Now that the Princeton International Academy Charter School (PIACS) will not be opening this year, what will the WW-P school district do with the money it would have had to send for its portion of the students?
The answer is not so simple, as school officials say they took a chance and never budgeted the full amount in this year’s budget in the first place. The $400,000 they did budget, however, will most likely fall to reserves.
But their focus how now shifted to fears that approval of the charter school for the following year will create a worse financial debacle for the district that this year.
According to Larry Shanok, the WW-P assistant superintendent for finance, state statute requires districts to pay charter schools 90 percent of per pupil costs for the students that they will educate. “They won’t be educating any students, so they’re not entitled to any of the dollars,” Shanok said of the upcoming year.
According to school board president Hemant Marathe, the district never budgeted the full amount for the school. “We did not have the full amount earmarked for the charter school,” he said, adding that the board cut the $850,000 originally budgeted in half as a result Governor Chris Christie’s massive cut in state funding.
So the district had only budgeted around $400,000 specifically for the charter school in this year’s budget, he said. “If the charter school had happened, we would have had to come up with the $400,000 somewhere else in the budget.”
Still, Marathe said, “the bottom line is the taxpayers did save $850,000 for the coming year any way you look at it. We are not going to spend anywhere close to $850,000 to educate this 75 or so kids that would have been sent to the charter school.”
Shanok confirmed the data, saying that in March, the Department of Education told the district to prepare to send $862,000, but that the estimated number has changed a few times over the past year.
“However, we did a zero budget-to-budget increase, and the only way you get $862,000, even though we were squeezing, was to take more programs,” Shanok explained. So, “we budgeted $400,000. If the charter school had opened, we would have had to take some steps to reduce programs. As it is, we won’t have to reduce further.”
So what about the $400,000 it did budget? “There are two major possibilities,” said Shanok. “One would be that some of the things that were cut back won’t be cut back as firmly, but more likely, we’ll let that $400,000 sit, and we’ll turn it into excess surplus and apply it through the usual process for tax relief.”

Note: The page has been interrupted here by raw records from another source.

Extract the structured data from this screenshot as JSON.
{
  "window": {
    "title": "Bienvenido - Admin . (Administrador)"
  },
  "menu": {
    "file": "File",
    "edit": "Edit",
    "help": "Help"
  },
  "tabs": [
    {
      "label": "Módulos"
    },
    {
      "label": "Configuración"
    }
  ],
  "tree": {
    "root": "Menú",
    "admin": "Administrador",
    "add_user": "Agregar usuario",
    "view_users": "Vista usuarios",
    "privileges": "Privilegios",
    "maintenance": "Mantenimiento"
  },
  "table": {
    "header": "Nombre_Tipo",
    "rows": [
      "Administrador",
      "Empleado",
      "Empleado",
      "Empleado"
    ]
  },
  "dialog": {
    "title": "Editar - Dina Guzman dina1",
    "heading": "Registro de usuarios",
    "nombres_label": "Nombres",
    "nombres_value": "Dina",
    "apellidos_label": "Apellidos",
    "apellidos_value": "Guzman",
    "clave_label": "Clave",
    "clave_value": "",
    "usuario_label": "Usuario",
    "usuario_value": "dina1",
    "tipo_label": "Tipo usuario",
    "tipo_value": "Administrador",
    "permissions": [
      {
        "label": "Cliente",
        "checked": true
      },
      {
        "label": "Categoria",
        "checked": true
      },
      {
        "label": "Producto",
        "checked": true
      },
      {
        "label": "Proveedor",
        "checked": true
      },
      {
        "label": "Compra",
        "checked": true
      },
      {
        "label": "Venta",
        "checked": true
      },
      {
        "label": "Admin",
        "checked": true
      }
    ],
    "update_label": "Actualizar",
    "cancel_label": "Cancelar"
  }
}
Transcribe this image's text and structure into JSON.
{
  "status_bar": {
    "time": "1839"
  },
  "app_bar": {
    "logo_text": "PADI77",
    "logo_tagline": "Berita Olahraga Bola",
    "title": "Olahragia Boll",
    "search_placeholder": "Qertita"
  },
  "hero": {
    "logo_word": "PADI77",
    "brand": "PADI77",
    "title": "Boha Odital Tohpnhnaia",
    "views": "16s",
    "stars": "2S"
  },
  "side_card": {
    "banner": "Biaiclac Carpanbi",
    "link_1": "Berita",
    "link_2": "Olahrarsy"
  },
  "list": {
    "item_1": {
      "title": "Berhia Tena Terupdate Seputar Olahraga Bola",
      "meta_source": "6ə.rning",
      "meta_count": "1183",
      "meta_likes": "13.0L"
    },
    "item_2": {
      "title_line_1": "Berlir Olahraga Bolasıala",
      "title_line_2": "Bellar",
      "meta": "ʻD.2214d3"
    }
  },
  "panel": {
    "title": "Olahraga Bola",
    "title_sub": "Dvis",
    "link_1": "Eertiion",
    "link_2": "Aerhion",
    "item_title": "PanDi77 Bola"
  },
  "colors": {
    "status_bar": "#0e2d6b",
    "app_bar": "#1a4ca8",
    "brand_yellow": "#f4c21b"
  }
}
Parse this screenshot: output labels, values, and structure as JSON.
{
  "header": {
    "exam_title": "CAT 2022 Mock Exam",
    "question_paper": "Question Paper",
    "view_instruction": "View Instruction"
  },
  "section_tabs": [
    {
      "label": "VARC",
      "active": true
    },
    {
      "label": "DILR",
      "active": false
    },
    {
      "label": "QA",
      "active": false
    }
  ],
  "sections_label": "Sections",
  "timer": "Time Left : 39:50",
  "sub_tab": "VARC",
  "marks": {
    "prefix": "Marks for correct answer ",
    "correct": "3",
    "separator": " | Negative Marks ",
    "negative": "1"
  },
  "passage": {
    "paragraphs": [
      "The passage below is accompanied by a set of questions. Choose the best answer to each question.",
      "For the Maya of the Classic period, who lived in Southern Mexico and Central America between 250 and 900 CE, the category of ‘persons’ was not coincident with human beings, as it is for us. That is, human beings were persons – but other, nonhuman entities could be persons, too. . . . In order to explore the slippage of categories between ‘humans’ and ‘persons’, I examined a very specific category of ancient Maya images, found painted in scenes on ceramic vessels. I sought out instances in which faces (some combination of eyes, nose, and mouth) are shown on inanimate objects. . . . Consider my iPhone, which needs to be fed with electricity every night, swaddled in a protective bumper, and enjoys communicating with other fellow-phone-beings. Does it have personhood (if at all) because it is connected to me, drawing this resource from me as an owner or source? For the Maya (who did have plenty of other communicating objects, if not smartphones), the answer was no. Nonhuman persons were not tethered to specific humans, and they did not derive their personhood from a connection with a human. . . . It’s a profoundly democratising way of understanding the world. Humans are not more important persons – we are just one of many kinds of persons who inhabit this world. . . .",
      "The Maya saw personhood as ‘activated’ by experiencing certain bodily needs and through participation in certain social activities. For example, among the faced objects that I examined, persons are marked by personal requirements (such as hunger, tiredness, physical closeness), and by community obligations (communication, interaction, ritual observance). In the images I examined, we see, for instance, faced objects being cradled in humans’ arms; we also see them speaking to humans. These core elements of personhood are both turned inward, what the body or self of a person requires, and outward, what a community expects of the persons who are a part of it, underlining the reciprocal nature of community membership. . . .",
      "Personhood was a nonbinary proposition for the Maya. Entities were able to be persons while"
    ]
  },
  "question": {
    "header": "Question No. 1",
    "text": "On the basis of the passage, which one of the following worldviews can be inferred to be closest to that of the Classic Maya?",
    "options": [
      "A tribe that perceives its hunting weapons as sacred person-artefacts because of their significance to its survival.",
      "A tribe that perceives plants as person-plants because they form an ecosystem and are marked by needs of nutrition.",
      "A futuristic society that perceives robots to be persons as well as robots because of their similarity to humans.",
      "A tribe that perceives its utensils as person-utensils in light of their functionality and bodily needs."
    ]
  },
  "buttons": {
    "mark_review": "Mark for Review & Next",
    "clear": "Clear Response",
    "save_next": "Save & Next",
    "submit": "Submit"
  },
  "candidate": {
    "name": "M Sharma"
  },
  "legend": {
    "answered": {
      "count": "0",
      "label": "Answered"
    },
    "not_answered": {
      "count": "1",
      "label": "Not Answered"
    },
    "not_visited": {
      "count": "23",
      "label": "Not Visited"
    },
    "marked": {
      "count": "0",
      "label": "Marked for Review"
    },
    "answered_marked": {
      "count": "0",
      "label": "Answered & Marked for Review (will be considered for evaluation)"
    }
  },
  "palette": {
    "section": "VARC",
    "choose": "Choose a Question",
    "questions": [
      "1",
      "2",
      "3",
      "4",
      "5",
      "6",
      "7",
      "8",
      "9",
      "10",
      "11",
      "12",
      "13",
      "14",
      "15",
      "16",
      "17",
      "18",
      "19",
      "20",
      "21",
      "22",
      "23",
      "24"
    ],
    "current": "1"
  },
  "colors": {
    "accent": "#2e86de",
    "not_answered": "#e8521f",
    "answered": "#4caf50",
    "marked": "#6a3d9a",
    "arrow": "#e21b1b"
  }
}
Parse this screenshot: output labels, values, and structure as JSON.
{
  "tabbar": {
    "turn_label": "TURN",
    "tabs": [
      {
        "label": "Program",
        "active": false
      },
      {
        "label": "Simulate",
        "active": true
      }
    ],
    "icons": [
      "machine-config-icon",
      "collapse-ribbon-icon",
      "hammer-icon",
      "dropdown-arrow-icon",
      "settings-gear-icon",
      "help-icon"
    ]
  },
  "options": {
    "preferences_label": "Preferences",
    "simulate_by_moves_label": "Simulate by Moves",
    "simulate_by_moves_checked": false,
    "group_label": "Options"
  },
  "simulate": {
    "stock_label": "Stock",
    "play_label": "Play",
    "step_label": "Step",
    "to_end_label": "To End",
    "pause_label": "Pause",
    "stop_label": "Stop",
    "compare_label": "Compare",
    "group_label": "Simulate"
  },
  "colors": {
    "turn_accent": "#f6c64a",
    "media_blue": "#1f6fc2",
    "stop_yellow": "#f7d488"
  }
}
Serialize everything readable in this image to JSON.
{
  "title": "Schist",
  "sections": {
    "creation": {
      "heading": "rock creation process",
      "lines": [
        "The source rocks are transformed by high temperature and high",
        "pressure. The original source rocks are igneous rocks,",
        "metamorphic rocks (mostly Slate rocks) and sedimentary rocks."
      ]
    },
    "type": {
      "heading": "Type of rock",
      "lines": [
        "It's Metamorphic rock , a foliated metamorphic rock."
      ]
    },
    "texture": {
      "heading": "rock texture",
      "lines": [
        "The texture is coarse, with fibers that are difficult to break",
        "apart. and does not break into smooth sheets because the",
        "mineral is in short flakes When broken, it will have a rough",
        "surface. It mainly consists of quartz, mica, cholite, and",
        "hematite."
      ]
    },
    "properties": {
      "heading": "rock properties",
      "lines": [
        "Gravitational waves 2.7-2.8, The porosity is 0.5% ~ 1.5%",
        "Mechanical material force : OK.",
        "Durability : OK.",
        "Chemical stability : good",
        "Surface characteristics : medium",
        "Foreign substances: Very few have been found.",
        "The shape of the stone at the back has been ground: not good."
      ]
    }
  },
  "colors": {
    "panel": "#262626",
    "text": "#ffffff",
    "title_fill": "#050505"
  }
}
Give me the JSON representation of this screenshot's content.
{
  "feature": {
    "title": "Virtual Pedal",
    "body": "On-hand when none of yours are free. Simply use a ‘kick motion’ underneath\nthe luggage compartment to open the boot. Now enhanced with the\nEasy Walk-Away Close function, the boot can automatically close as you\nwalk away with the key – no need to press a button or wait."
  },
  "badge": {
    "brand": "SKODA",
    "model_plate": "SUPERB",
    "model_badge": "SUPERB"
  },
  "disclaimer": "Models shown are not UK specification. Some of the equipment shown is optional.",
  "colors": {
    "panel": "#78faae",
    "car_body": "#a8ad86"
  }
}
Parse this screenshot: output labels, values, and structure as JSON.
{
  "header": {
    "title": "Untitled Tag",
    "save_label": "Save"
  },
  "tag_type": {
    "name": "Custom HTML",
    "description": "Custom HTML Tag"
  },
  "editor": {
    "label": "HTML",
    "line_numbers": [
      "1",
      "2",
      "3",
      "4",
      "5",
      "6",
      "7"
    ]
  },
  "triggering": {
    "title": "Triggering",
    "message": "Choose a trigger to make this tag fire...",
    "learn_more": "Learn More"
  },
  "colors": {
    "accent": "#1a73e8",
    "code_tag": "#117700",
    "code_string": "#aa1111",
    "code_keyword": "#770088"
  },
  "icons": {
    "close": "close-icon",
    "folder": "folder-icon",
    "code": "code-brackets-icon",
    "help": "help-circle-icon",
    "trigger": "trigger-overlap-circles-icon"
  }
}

Marathe said that at the end of each year, there is usually money that is left over in the budget that is returned to the taxpayers through the following year’s budget process. “Our budget next year is very challenging as it is,” Marathe said. “In the years since I joined the board in 2001, we have returned money to the taxpayers. We hope to do that next year as well.”
Combined with the pressures of a looming 2 percent cap on property tax increases statewide, the possibility of the charter school’s future opening could spell even more difficult financial times for the WW-P district.
Shanok said that if the governor enacts a 2 percent cap on the general tax levy, the WW-P school district would only be allowed to increase the tax levy — the overall amount of money it raises through taxes — by $2.7 million. That increase will not cover the increases it already sees will occur. For example, Shanok indicated that energy costs were estimated to increase in time for next year’s budget already. And, the teachers’ contract calls for a $3 million pay increase.
“The governor hasn’t given us a tool yet for dealing with teacher contracts,” he said, referring to the language the governor used in his speeches this winter on his plans for cutting costs. Shanok said there are also expected increase in the district will see in its contributions to the state employee health benefits plan.
On top of those factors, Shanok said the charter school has recently claimed that it would have had 105 students from WW-P that would be attending PIACS. “As I understand the state’s rules, and if it turned out they were right, it wouldn’t have been $860,000,” he said. “We would have had to send them $1.2 million. Where would that have come from?”
“If that happens, things will have to be taken from the bulk of students in the district to support those students who would have otherwise received an excellent education here,” Shanok added.